General:  What's the sit rep on the landings?

Aide: Um, not good sir, we've lost all five beachheads.

General: ALL FIVE?  How in God's name did we lose all five?  What happened in Santa Barbara?

Aide: Bed news sir, it was overrun quickly.  They tweeted ahead of time that they had covered their bayonets in dust, gluten, latex, and Oh the humanity of it all, Peanut Butter! They found no resistance when they arrived.

General: Those Bastards! What about Toro Canyon?

Aide: Funny thing about Toro Canyon sir, they technically own it.  The first boat came ashore and it was filled with lawyers and eviction papers, and well, we were trespassing after all......

General: Hollywood?

Aide: It was an inside job sir.  For years Jackie Chan has been hosting events and flash mobs in all the strategic places and the press has conveniently sent these pictures out.  The Chinese had every square inch recorded and were able to circumvent our defenses easily.

General:  San Diego?

Aide: Overrun and surrounded in minutes by the Chinese and their paid mercenaries. 

General: Paid Mercenaries?

Aide: Well technically they were the day laborers standing in front of the Home Depot, but they were still pretty effective.  Our intelligence reports that they were back by noon, looking for landscaping jobs.
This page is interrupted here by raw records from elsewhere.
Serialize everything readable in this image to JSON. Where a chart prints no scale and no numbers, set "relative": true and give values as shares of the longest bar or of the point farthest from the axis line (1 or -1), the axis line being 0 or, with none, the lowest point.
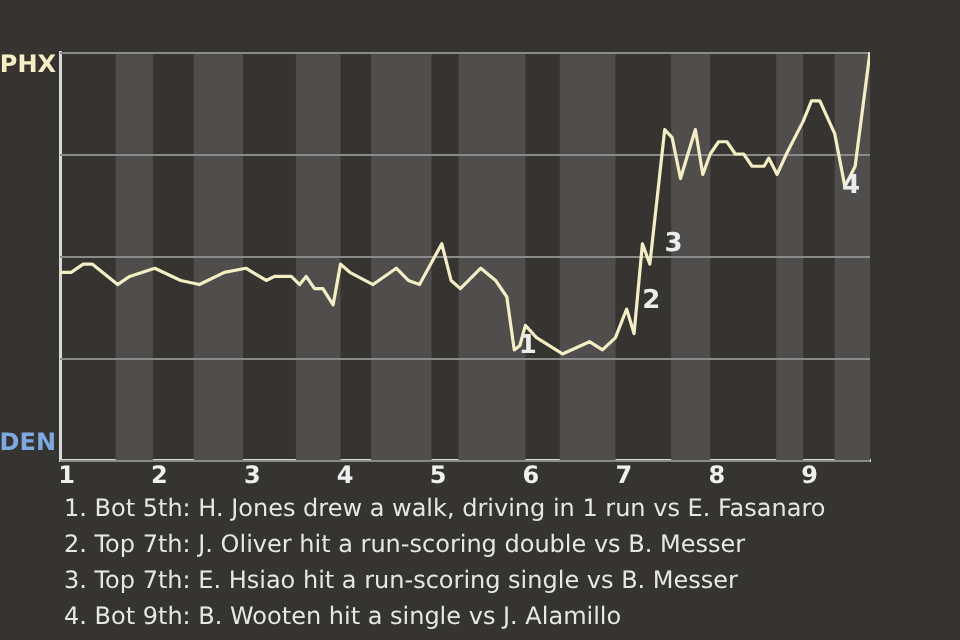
{
  "chart_data": {
    "type": "line",
    "relative": true,
    "x": [
      0.93,
      1.05,
      1.18,
      1.28,
      1.55,
      1.68,
      1.95,
      2.23,
      2.43,
      2.7,
      2.93,
      3.15,
      3.24,
      3.42,
      3.51,
      3.58,
      3.67,
      3.76,
      3.87,
      3.95,
      4.05,
      4.3,
      4.55,
      4.68,
      4.8,
      5.04,
      5.14,
      5.24,
      5.46,
      5.62,
      5.74,
      5.82,
      5.88,
      5.94,
      6.06,
      6.34,
      6.63,
      6.77,
      6.91,
      7.03,
      7.11,
      7.2,
      7.28,
      7.44,
      7.52,
      7.61,
      7.77,
      7.85,
      7.93,
      8.02,
      8.11,
      8.2,
      8.29,
      8.38,
      8.51,
      8.56,
      8.65,
      8.75,
      8.93,
      9.02,
      9.11,
      9.27,
      9.38,
      9.49,
      9.65
    ],
    "series": [
      {
        "values": [
          0.46,
          0.46,
          0.48,
          0.48,
          0.43,
          0.45,
          0.47,
          0.44,
          0.43,
          0.46,
          0.47,
          0.44,
          0.45,
          0.45,
          0.43,
          0.45,
          0.42,
          0.42,
          0.38,
          0.48,
          0.46,
          0.43,
          0.47,
          0.44,
          0.43,
          0.53,
          0.44,
          0.42,
          0.47,
          0.44,
          0.4,
          0.27,
          0.28,
          0.33,
          0.3,
          0.26,
          0.29,
          0.27,
          0.3,
          0.37,
          0.31,
          0.53,
          0.48,
          0.81,
          0.79,
          0.69,
          0.81,
          0.7,
          0.75,
          0.78,
          0.78,
          0.75,
          0.75,
          0.72,
          0.72,
          0.74,
          0.7,
          0.75,
          0.83,
          0.88,
          0.88,
          0.8,
          0.67,
          0.72,
          1.0
        ],
        "color": "#f3eec4"
      }
    ],
    "xlim": [
      0.93,
      9.65
    ],
    "xticks": [
      1,
      2,
      3,
      4,
      5,
      6,
      7,
      8,
      9
    ],
    "grid": "y",
    "legend": false,
    "marker": "none",
    "bands": [
      {
        "axis": "x",
        "from": 1.53,
        "to": 1.93,
        "color": "#4f4e4c"
      },
      {
        "axis": "x",
        "from": 2.37,
        "to": 2.9,
        "color": "#4f4e4c"
      },
      {
        "axis": "x",
        "from": 3.47,
        "to": 3.95,
        "color": "#4f4e4c"
      },
      {
        "axis": "x",
        "from": 4.28,
        "to": 4.93,
        "color": "#4f4e4c"
      },
      {
        "axis": "x",
        "from": 5.22,
        "to": 5.94,
        "color": "#4f4e4c"
      },
      {
        "axis": "x",
        "from": 6.31,
        "to": 6.91,
        "color": "#4f4e4c"
      },
      {
        "axis": "x",
        "from": 7.51,
        "to": 7.93,
        "color": "#4f4e4c"
      },
      {
        "axis": "x",
        "from": 8.64,
        "to": 8.93,
        "color": "#4f4e4c"
      },
      {
        "axis": "x",
        "from": 9.27,
        "to": 9.65,
        "color": "#4f4e4c"
      }
    ],
    "annotations": [
      "PHX",
      "DEN",
      {
        "text": "1",
        "x": 5.9,
        "y": 0.28
      },
      {
        "text": "2",
        "x": 7.23,
        "y": 0.39
      },
      {
        "text": "3",
        "x": 7.47,
        "y": 0.53
      },
      {
        "text": "4",
        "x": 9.38,
        "y": 0.67
      },
      "1. Bot 5th: H. Jones drew a walk, driving in 1 run vs E. Fasanaro",
      "2. Top 7th: J. Oliver hit a run-scoring double vs B. Messer",
      "3. Top 7th: E. Hsiao hit a run-scoring single vs B. Messer",
      "4. Bot 9th: B. Wooten hit a single vs J. Alamillo"
    ]
  }
}
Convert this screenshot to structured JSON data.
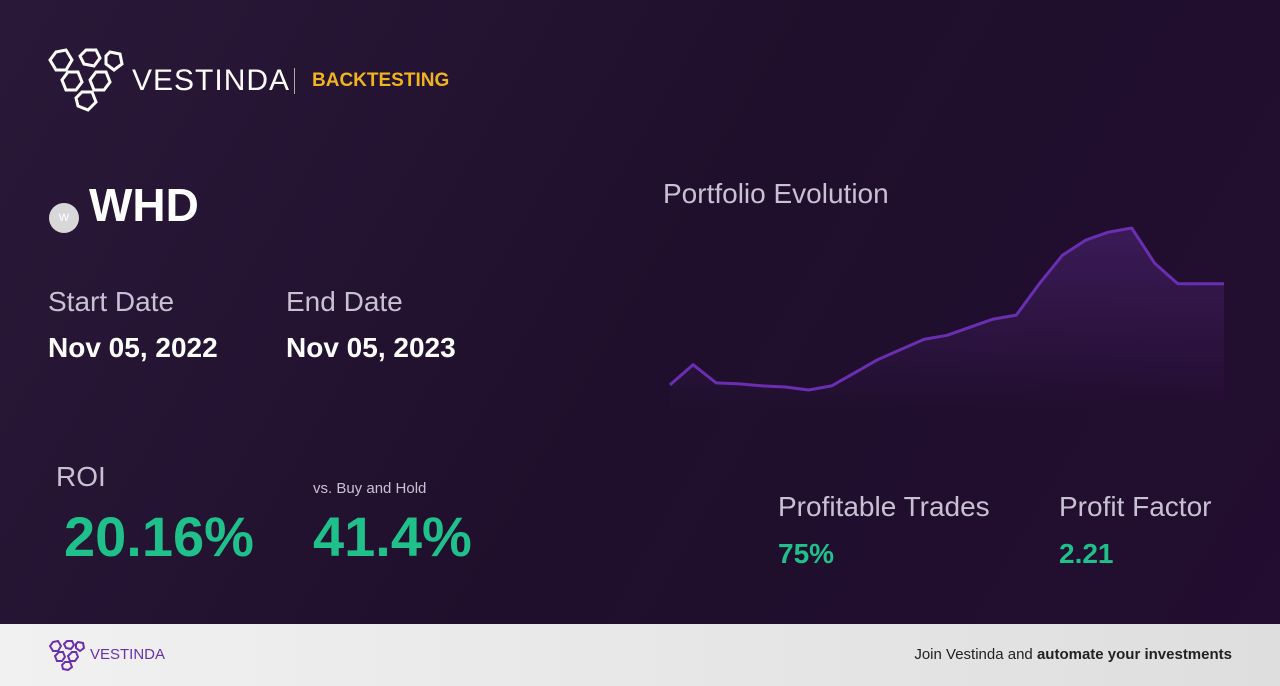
{
  "header": {
    "brand": "VESTINDA",
    "section": "BACKTESTING"
  },
  "asset": {
    "icon": "W",
    "ticker": "WHD"
  },
  "dates": {
    "start_label": "Start Date",
    "start_value": "Nov 05, 2022",
    "end_label": "End Date",
    "end_value": "Nov 05, 2023"
  },
  "metrics": {
    "roi_label": "ROI",
    "roi_value": "20.16%",
    "bh_label": "vs. Buy and Hold",
    "bh_value": "41.4%",
    "trades_label": "Profitable Trades",
    "trades_value": "75%",
    "factor_label": "Profit Factor",
    "factor_value": "2.21"
  },
  "chart_data": {
    "type": "line",
    "title": "Portfolio Evolution",
    "color": "#6a2fb0",
    "values": [
      15,
      35,
      17,
      16,
      14,
      13,
      10,
      14,
      27,
      40,
      50,
      60,
      64,
      72,
      80,
      84,
      115,
      143,
      158,
      166,
      170,
      135,
      115,
      115,
      115
    ]
  },
  "footer": {
    "brand": "VESTINDA",
    "text": "Join Vestinda and",
    "text_bold": "automate your investments"
  }
}
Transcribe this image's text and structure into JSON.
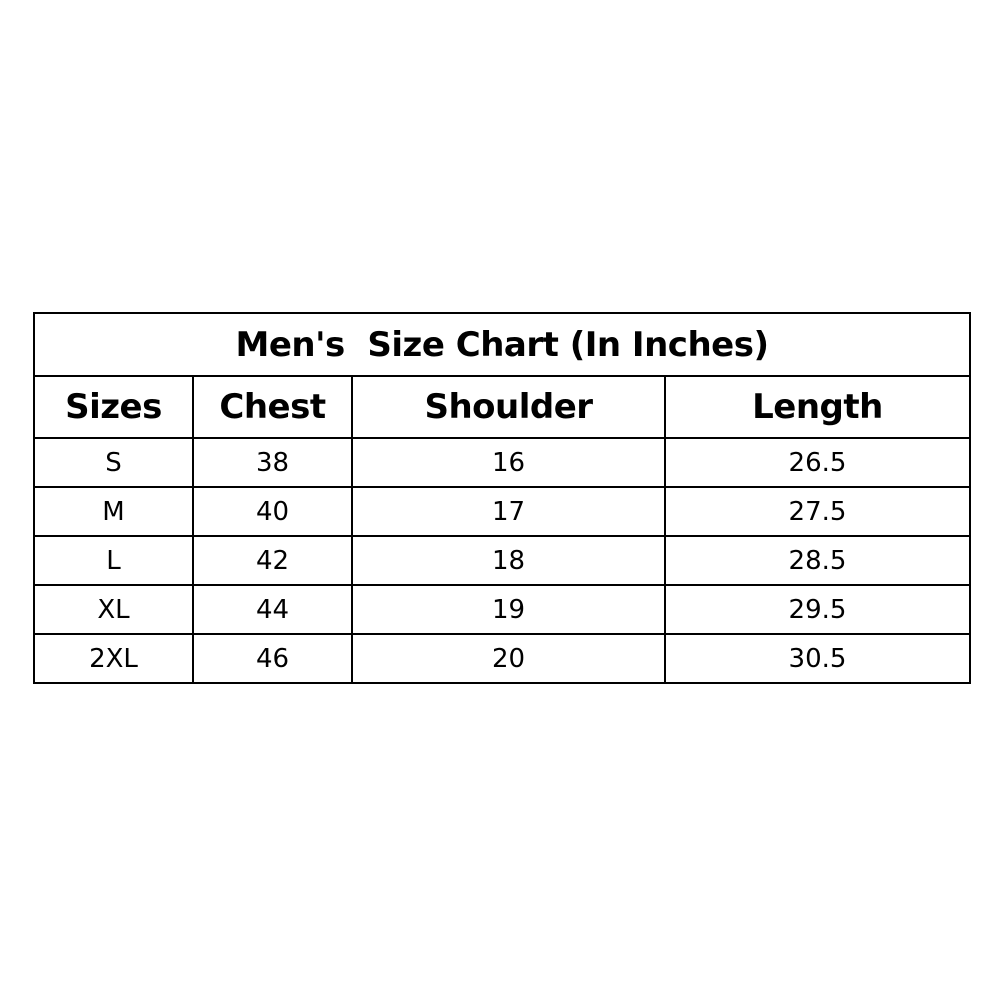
{
  "chart_data": {
    "type": "table",
    "title": "Men's  Size Chart (In Inches)",
    "columns": [
      "Sizes",
      "Chest",
      "Shoulder",
      "Length"
    ],
    "rows": [
      [
        "S",
        "38",
        "16",
        "26.5"
      ],
      [
        "M",
        "40",
        "17",
        "27.5"
      ],
      [
        "L",
        "42",
        "18",
        "28.5"
      ],
      [
        "XL",
        "44",
        "19",
        "29.5"
      ],
      [
        "2XL",
        "46",
        "20",
        "30.5"
      ]
    ]
  }
}
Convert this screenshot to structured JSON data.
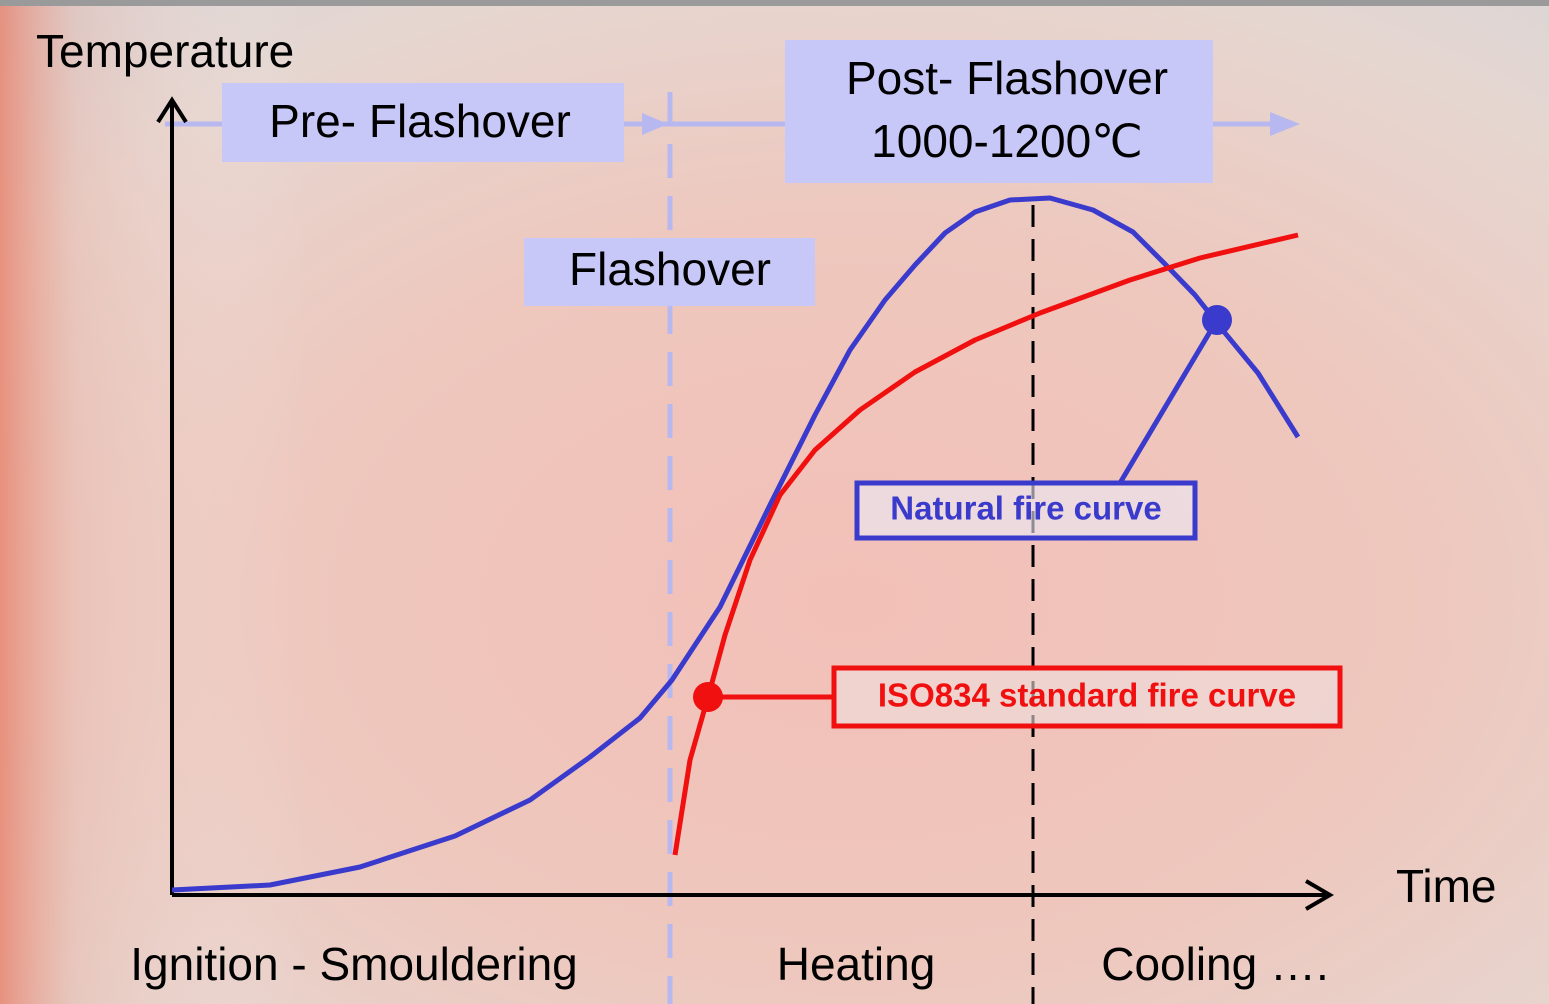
{
  "axes": {
    "y_label": "Temperature",
    "x_label": "Time"
  },
  "phases": {
    "pre": "Pre- Flashover",
    "post": "Post- Flashover",
    "post_range": "1000-1200℃",
    "flashover": "Flashover"
  },
  "legend": {
    "natural": "Natural fire curve",
    "iso": "ISO834 standard fire curve"
  },
  "stages": [
    "Ignition - Smouldering",
    "Heating",
    "Cooling …."
  ]
}
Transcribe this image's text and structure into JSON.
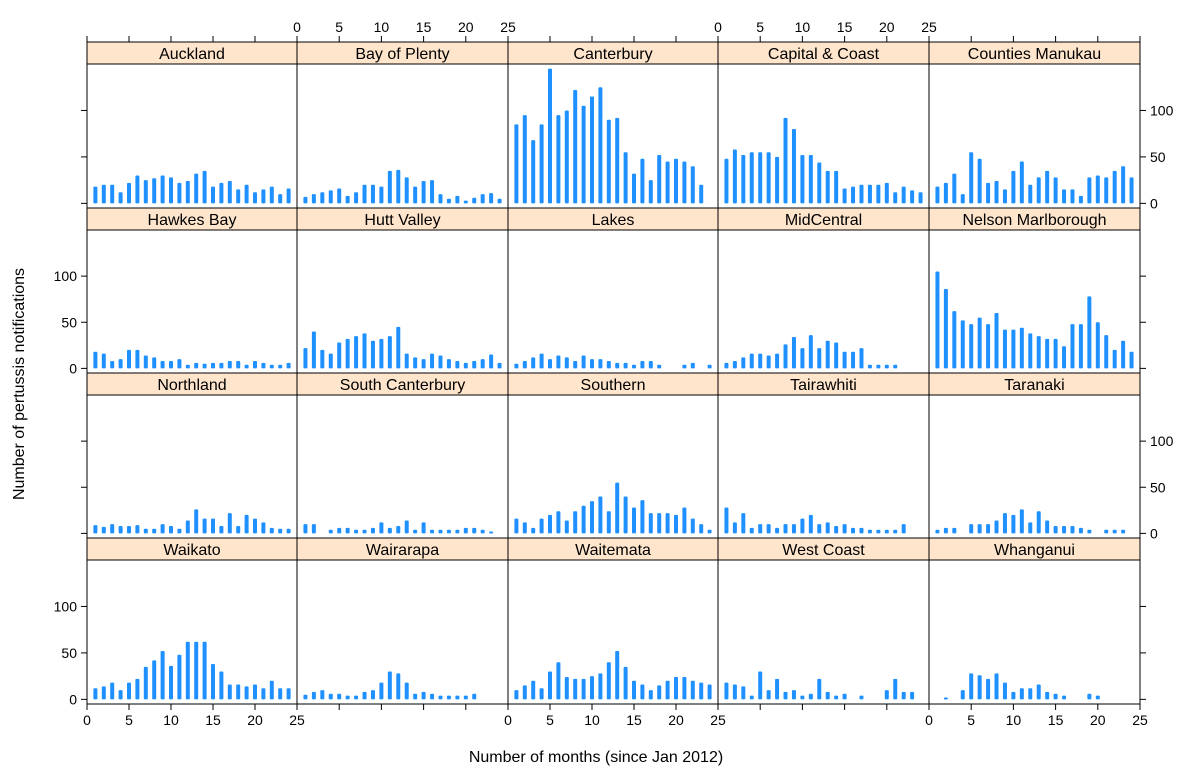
{
  "chart_data": {
    "type": "bar",
    "title": "",
    "xlabel": "Number of months (since Jan 2012)",
    "ylabel": "Number of pertussis notifications",
    "xlim": [
      0,
      25
    ],
    "ylim": [
      -5,
      150
    ],
    "x_ticks": [
      0,
      5,
      10,
      15,
      20,
      25
    ],
    "y_ticks": [
      0,
      50,
      100
    ],
    "bar_color": "#1e90ff",
    "strip_color": "#ffe5cc",
    "layout": {
      "columns": 5,
      "rows": 4
    },
    "panels": [
      {
        "name": "Auckland",
        "values": [
          18,
          20,
          20,
          12,
          22,
          30,
          25,
          27,
          30,
          28,
          22,
          24,
          32,
          35,
          18,
          22,
          24,
          15,
          20,
          12,
          15,
          18,
          10,
          16
        ]
      },
      {
        "name": "Bay of Plenty",
        "values": [
          7,
          10,
          12,
          14,
          16,
          8,
          12,
          20,
          20,
          18,
          35,
          36,
          28,
          18,
          24,
          25,
          10,
          5,
          8,
          3,
          6,
          10,
          11,
          5
        ]
      },
      {
        "name": "Canterbury",
        "values": [
          85,
          95,
          68,
          85,
          145,
          95,
          100,
          122,
          105,
          115,
          125,
          90,
          92,
          55,
          32,
          48,
          25,
          52,
          45,
          48,
          45,
          40,
          20
        ]
      },
      {
        "name": "Capital & Coast",
        "values": [
          48,
          58,
          52,
          55,
          55,
          55,
          50,
          92,
          80,
          52,
          52,
          44,
          35,
          35,
          16,
          18,
          20,
          20,
          20,
          22,
          12,
          18,
          14,
          12
        ]
      },
      {
        "name": "Counties Manukau",
        "values": [
          18,
          22,
          32,
          10,
          55,
          48,
          22,
          24,
          15,
          35,
          45,
          20,
          28,
          35,
          28,
          15,
          15,
          8,
          28,
          30,
          28,
          35,
          40,
          28
        ]
      },
      {
        "name": "Hawkes Bay",
        "values": [
          18,
          16,
          8,
          10,
          20,
          20,
          14,
          12,
          8,
          8,
          10,
          4,
          6,
          5,
          6,
          6,
          8,
          8,
          4,
          8,
          6,
          4,
          4,
          6
        ]
      },
      {
        "name": "Hutt Valley",
        "values": [
          22,
          40,
          20,
          16,
          28,
          32,
          35,
          38,
          30,
          32,
          35,
          45,
          16,
          12,
          10,
          16,
          14,
          10,
          8,
          6,
          8,
          10,
          15,
          6
        ]
      },
      {
        "name": "Lakes",
        "values": [
          5,
          8,
          12,
          16,
          10,
          14,
          12,
          8,
          14,
          10,
          10,
          8,
          6,
          6,
          4,
          8,
          8,
          4,
          null,
          null,
          4,
          6,
          null,
          4
        ]
      },
      {
        "name": "MidCentral",
        "values": [
          6,
          8,
          12,
          16,
          16,
          14,
          16,
          26,
          34,
          22,
          36,
          22,
          30,
          28,
          18,
          18,
          22,
          4,
          4,
          4,
          4
        ]
      },
      {
        "name": "Nelson Marlborough",
        "values": [
          105,
          86,
          62,
          52,
          48,
          55,
          48,
          60,
          42,
          42,
          44,
          38,
          35,
          32,
          32,
          24,
          48,
          48,
          78,
          50,
          36,
          20,
          30,
          18
        ]
      },
      {
        "name": "Northland",
        "values": [
          9,
          7,
          10,
          8,
          8,
          9,
          5,
          5,
          10,
          8,
          5,
          14,
          26,
          16,
          16,
          8,
          22,
          8,
          20,
          16,
          12,
          6,
          5,
          5
        ]
      },
      {
        "name": "South Canterbury",
        "values": [
          10,
          10,
          null,
          4,
          6,
          6,
          4,
          4,
          6,
          12,
          6,
          8,
          14,
          4,
          12,
          4,
          4,
          4,
          4,
          6,
          6,
          4,
          2
        ]
      },
      {
        "name": "Southern",
        "values": [
          16,
          12,
          6,
          16,
          20,
          24,
          14,
          24,
          30,
          35,
          40,
          24,
          55,
          40,
          28,
          36,
          22,
          22,
          22,
          20,
          28,
          16,
          10,
          4
        ]
      },
      {
        "name": "Tairawhiti",
        "values": [
          28,
          12,
          22,
          6,
          10,
          10,
          6,
          10,
          10,
          16,
          20,
          10,
          12,
          8,
          10,
          6,
          6,
          4,
          4,
          4,
          4,
          10
        ]
      },
      {
        "name": "Taranaki",
        "values": [
          4,
          6,
          6,
          null,
          10,
          10,
          10,
          14,
          22,
          20,
          26,
          12,
          24,
          14,
          8,
          8,
          8,
          6,
          4,
          null,
          4,
          4,
          4
        ]
      },
      {
        "name": "Waikato",
        "values": [
          12,
          14,
          18,
          10,
          18,
          22,
          35,
          42,
          52,
          36,
          48,
          62,
          62,
          62,
          38,
          30,
          16,
          16,
          14,
          16,
          12,
          20,
          12,
          12
        ]
      },
      {
        "name": "Wairarapa",
        "values": [
          5,
          8,
          10,
          6,
          6,
          4,
          4,
          8,
          10,
          18,
          30,
          28,
          18,
          6,
          8,
          6,
          4,
          4,
          4,
          4,
          6
        ]
      },
      {
        "name": "Waitemata",
        "values": [
          10,
          15,
          20,
          12,
          30,
          40,
          24,
          22,
          22,
          25,
          28,
          40,
          52,
          35,
          20,
          16,
          10,
          15,
          20,
          24,
          24,
          20,
          18,
          16
        ]
      },
      {
        "name": "West Coast",
        "values": [
          18,
          16,
          14,
          4,
          30,
          10,
          22,
          8,
          10,
          4,
          6,
          22,
          8,
          4,
          6,
          null,
          4,
          null,
          null,
          10,
          22,
          8,
          8
        ]
      },
      {
        "name": "Whanganui",
        "values": [
          null,
          2,
          null,
          10,
          28,
          26,
          22,
          28,
          18,
          8,
          12,
          12,
          16,
          8,
          6,
          4,
          null,
          null,
          6,
          4
        ]
      }
    ]
  }
}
General: Well that just leaves Ormond Beach where we have the Naval Base, how bad were the casualties there?

Aide:  Good News sir, no casualties.  Bad News sir, we surrendered immediately.  Don't take it out on the soldiers though sir, it was diabolical what they did.  They knocked out the Internet, except for Google, and paid to have the top 20 searches return with the answer "Surrender to the Chinese" It was over before it started sir. We didn't stand a chance.  The Troops are being held captive in their own homes, and are already complaining about the conditions there sir.

General: My God, who could have predicted this?

Aide: Only the Ongion, sir.  

The future Mrs. Kim, Kim Lee Kardashian


Daphne Mays said...

The bigger surprise to me is that they have not yet made the move to take over. I wonder what they are waiting for.

Bill said...

Wow! Thanks for the long comment with some very cogent points. I think it overloaded my feed for comments on the blog, it hasn't worked since you posted it. As you can tell I'm not as much afraid as I am nostalgic for when we did manufacture quality goods here in the U.S. With the freedom we have, we have to take what comes with it I guess.